Stereolab繋がりで見つけたThe High Llamas(ハイ・ラマズ)にどハマり中です。
凝っているけど奇をてらい過ぎない心地良いコード進行。
ビーチボーイズやスティーリー・ダン(初期)を彷彿とさせるアレンジ。
ときにバンジョーとエレクトロニカを組み合わせたりするセンスも非常に面白いです。
何しろ大好物のボサノバ的なコード進行が満載で、コード進行フェチにはたまりません!
90年代にロンドンで結成されたバンドですが全く知らなかったので調べてみました。
まずバンド名の由来について。元々は中心メンバーであるアイルランド系のシンガー・ソングライター、ショーン・オヘイガンの1990年のソロアルバムのタイトルが『High Llamas』。
Llamasは動物のラマかと思いきや、雑誌で見かけたヴィクトリア朝時代の熱気球の絵から取られたそうです。
そのアルバムはたしかに気球のイラストなのですが、今のところはオフィシャルでは配信されていないようです。
ネットで探して聴いてみたところ、このソロアルバムではまだ独特のスタイルが確立されておらず、やや平凡な印象。
92年のハイ・ラマズとしてのファーストアルバム『Santa Barbara』もちょっとスティーリー・ダンの『Rose Darling』を連想させる『Period Music』のような佳曲はあるものの、比較的普通で、やはりステレオラブに参加した前後で作風が変化したようです。
それ以前の時期についてオヘイガンは「自分たちの演っていたことに満足はしていたものの、特筆すべきものでもなければ自分が好んで聴くようなものでもなかったんだ」と述懐しています。
ステレオラブのティム・ゲインとの出会いによって、オヘイガンが好むビーチ・ボーイズやエンニオ・モリコーネ、アントニオ・カルロス・ジョビン、そして前衛電子音楽等が作風に強く影響するようになりました。
90年代半ばにはブライアン・ウィルソンとのコラボレーションの話が持ち上がりますが、実現には至りませんでした。
後に98年のアルバム『Cold and Bouncy』に収録されたいくつかの楽曲は、ビーチ・ボーイズとしての録音が検討されたものだそうです。もし実現していたら、ハイ・ラマズの評価やその後も違ったものになっていたことでしょう。
歌詞はよくわからないので聞き流しがちなのですが、それでも特徴として気づくのが、ラブソングが無いことです。

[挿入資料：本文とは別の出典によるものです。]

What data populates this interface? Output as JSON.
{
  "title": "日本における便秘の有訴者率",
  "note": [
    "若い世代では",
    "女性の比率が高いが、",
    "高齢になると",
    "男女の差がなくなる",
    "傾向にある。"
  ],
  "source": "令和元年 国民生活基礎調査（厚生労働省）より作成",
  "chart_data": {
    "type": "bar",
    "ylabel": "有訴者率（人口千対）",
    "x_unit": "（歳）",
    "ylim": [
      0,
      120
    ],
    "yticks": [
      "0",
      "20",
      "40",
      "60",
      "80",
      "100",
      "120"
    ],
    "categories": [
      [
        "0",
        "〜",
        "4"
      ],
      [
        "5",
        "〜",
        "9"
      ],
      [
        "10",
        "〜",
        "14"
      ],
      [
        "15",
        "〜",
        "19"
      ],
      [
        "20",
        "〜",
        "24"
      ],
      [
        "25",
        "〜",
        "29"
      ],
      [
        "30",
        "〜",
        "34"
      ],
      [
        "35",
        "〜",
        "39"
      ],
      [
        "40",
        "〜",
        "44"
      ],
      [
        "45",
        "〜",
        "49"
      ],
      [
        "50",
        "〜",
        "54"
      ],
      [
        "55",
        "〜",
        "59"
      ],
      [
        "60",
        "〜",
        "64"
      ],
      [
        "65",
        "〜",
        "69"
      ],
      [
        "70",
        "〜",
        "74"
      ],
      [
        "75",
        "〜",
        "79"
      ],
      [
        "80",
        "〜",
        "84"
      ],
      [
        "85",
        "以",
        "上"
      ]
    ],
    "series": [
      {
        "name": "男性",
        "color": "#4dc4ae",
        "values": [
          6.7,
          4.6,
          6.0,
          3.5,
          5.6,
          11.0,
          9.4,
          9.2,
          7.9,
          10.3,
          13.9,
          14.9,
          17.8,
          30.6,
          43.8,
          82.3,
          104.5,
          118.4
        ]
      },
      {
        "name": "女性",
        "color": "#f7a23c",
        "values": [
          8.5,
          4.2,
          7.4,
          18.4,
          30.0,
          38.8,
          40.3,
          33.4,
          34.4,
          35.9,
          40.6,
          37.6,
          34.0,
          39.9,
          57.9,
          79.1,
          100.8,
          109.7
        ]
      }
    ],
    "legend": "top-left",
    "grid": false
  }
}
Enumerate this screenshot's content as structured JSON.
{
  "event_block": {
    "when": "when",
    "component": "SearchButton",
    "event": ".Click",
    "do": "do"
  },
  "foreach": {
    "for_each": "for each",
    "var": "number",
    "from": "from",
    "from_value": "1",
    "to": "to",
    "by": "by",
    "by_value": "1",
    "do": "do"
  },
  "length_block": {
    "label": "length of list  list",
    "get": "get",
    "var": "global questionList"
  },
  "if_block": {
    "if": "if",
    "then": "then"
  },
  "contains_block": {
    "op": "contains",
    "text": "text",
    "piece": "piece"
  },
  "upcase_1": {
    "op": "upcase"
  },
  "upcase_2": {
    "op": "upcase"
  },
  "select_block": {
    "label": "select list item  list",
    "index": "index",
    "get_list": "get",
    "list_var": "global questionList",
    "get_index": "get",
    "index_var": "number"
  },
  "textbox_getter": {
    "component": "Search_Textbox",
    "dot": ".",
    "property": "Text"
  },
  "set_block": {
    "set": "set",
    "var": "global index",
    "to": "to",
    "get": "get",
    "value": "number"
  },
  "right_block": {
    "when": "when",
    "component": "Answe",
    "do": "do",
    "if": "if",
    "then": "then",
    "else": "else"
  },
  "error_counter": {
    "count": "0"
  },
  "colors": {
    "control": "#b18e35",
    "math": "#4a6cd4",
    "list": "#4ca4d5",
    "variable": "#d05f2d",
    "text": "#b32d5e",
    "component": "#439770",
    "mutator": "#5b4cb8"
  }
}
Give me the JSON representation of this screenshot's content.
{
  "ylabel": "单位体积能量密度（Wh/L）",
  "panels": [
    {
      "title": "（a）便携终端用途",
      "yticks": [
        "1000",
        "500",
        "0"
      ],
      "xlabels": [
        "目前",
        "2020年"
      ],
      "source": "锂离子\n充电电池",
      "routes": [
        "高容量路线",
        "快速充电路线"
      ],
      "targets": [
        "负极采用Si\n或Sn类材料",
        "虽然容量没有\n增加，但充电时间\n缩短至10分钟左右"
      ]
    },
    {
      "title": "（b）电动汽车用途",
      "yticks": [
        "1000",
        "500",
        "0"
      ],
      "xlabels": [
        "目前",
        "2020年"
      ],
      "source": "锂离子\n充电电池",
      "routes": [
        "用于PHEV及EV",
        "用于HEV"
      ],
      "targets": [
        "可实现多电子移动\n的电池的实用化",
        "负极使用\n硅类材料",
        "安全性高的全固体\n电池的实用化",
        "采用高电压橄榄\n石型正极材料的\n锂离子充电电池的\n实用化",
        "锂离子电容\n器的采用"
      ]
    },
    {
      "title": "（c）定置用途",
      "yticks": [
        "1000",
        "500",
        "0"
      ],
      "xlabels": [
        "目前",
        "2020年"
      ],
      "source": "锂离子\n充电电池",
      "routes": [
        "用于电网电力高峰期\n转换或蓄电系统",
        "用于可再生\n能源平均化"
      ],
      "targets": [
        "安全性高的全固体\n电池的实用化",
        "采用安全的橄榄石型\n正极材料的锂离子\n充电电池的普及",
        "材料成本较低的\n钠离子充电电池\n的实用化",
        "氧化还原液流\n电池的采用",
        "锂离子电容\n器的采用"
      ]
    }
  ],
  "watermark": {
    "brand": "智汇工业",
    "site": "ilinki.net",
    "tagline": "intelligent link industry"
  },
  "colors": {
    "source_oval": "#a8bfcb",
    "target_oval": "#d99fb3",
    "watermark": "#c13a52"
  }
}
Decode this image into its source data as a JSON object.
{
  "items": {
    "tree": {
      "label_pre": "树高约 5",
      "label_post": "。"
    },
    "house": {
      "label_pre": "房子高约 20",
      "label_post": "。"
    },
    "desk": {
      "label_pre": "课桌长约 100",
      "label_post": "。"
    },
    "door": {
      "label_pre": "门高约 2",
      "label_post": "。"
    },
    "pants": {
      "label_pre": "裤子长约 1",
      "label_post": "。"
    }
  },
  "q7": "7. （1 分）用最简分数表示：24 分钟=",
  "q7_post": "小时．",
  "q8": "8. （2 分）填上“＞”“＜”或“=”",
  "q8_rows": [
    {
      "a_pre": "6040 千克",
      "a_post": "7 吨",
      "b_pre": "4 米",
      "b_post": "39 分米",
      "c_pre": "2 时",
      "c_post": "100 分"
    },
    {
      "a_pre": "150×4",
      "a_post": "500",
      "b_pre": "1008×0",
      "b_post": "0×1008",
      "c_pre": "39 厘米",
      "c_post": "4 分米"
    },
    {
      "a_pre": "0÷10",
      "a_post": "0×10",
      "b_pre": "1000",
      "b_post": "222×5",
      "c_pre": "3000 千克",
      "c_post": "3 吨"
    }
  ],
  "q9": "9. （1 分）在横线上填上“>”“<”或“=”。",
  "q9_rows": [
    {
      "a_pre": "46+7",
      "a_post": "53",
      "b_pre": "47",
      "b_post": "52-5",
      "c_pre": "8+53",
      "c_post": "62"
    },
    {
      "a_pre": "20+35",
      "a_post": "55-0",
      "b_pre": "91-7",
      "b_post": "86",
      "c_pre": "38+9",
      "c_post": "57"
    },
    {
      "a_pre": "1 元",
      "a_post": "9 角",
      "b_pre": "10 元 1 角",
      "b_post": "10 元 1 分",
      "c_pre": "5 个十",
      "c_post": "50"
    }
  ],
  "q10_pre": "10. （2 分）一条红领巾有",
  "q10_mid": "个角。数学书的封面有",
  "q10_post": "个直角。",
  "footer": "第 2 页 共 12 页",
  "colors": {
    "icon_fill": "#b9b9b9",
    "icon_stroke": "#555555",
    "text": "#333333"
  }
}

ほとんどが場所、移動や乗り物など、旅を想起させるような情景描写や人物描写ばかりで、ストレートなラブソングは見当たりません。
これはショーン・オヘイガンが敬愛するヴァン・ダイク・パークスの影響なのでしょうか。
遠回しな表現のラブソングはあるのかもしれませんが、自分の英語力ではわかりませんでした。
どうして世の中の歌の大半はラブソングなのか?と憤っていた子供だった身には、もうそれだけでポイント高いです!
ただ、映像的ではあっても感情移入するような歌詞ではないので、もしかしたらその辺りが内容の割に評価が低いというか、ブレークしなかった所以なのかもしれませんが。
このところ一日中The High Llamasと、その中心人物Sean O’Haganの曲をSpotifyで流しているせいで、家族も脳内ループになっている模様です。
何しろ耳障りな曲が一切無いのでBGMにも凄くいいのです。
聴いていないときはイヤーワーム現象で頭の中で鳴り続けるので、お風呂にもスピーカーを持ち込んで流しています。
毎日全アルバムを通しで聴くようになって早三ヶ月ですが飽きません。
こんなふうに朝から晩まで聴き続けるなんて、子供の頃以来なかった気がします。
こんなにドンピシャな好みのバンドを今になって発見できた喜びが大きくて。
音楽を発見しやすい時代になったことに感謝です。